Love Doesn’t Get Angry When Others Do it Wrong

Messy Beautiful Love

In our seventh year of marriage Michael’s company, along with three of its employees, crammed their stuff into our little red house on the corner.

The basement stairs were temporarily removed, and a hoist was put in to lower heavy equipment. The back room looking out into the yard became an office space, and my beautiful kitchen with the white porcelain sink doubled as a staff room. Two large tables were jammed into the living room where hundreds of books were stacked and ready for binding.

The air was filled with dust; the hardwood floors, covered in paper. Customers came and went with their books, couriers walked in without knocking, employees sat at my kitchen table to eat, and I silently wept.

I’ll never forget the morning when I discovered that Brendan had chicken pox. Wrapped in a blanket and covered in spots, he sat on the couch in the midst of a factory. More than anything I wanted to take back his home and be the mom I once was. I wanted to serve him chicken soup on the couch and cuddle up under a blanket in the privacy of what used to be home. I wanted to clean up the mess our lives had become, but to tell you the truth, I felt hopeless. I had started feeling more like an employee than a wife, and I felt our friendship crumble away under the weight of this newfound world we had built for ourselves.

Most of us have good intentions. But while we desire to love people the way that they should be loved, our flesh tends to get in the way. When I say flesh, I’m talking about every weakness that contradicts love: being impatient, jealous, unkind, proud, selfish, or arrogant; demanding your own way; and getting angry when others don’t love you the way that you think you should be loved. My flesh was definitely in the way, and it was clouding the way I looked at my husband. The pressure of providing for his family and his struggle to do so were taking a toll on our lives.
Looking back on it now, I can see what I didn’t see then: his intentions were incredibly noble. Not only was he seeking a way to provide for his family; he was walking in obedience to God.

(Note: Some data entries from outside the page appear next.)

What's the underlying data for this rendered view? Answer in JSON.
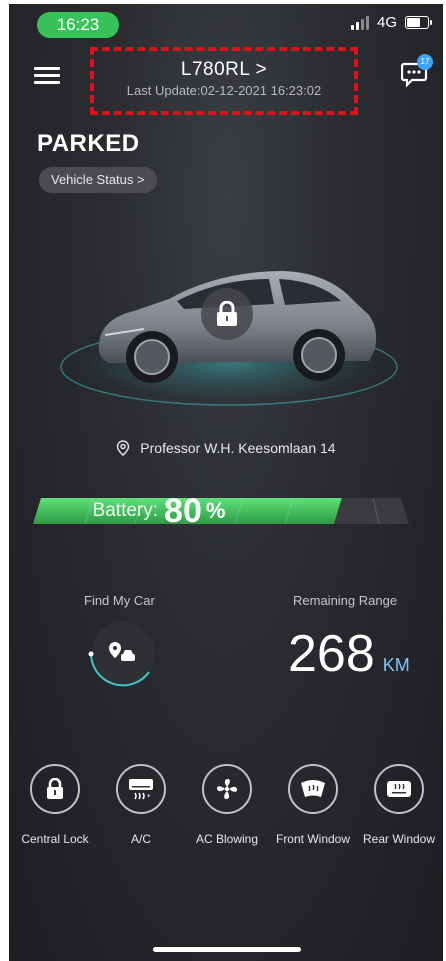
{
  "status_bar": {
    "time": "16:23",
    "network": "4G"
  },
  "header": {
    "plate": "L780RL >",
    "last_update": "Last Update:02-12-2021 16:23:02",
    "messages_badge": "17"
  },
  "vehicle": {
    "state": "PARKED",
    "status_button": "Vehicle Status >",
    "address": "Professor W.H. Keesomlaan 14",
    "locked": true
  },
  "battery": {
    "label": "Battery:",
    "value": "80",
    "unit": "%",
    "level": 0.8
  },
  "find_car": {
    "label": "Find My Car"
  },
  "range": {
    "label": "Remaining Range",
    "value": "268",
    "unit": "KM"
  },
  "controls": [
    {
      "label": "Central Lock",
      "icon": "lock-icon"
    },
    {
      "label": "A/C",
      "icon": "air-conditioner-icon"
    },
    {
      "label": "AC Blowing",
      "icon": "fan-icon"
    },
    {
      "label": "Front Window",
      "icon": "front-defrost-icon"
    },
    {
      "label": "Rear Window",
      "icon": "rear-defrost-icon"
    }
  ],
  "colors": {
    "accent_green": "#4fd36a",
    "status_pill": "#37c25a",
    "highlight_red": "#e0101a",
    "range_unit": "#7fc6ff"
  }
}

I couldn’t see that, nor did I want to. All I could see was that my hardwood floors were covered in paper scraps, my walls were scuffed, and my kitchen floor had a gouge in it the size of Texas. My husband was my boss, and I was his disgruntled employee.

I loved him, but that loving feeling was wearing dangerously thin.

Over the years I’ve come to learn that a loving feeling is just that, a feeling. It comes as quickly as a gust of wind and can leave just as rapidly. If we want that loving feeling to thrive in marriage, we have to roll up our sleeves and get tough when the going gets rough.

True love, the way God intended it to be, is more than a feeling and much more than two words. It’s holding hands as you walk through the fire. It’s being patient and kind when everything inside you tells you that this man deserves the wrath of your anger. It’s offering grace and forgiveness in the face of despair. It is easier to say and easier to write than it is to live, but as Mom always said, “The best things in life don’t come easy.”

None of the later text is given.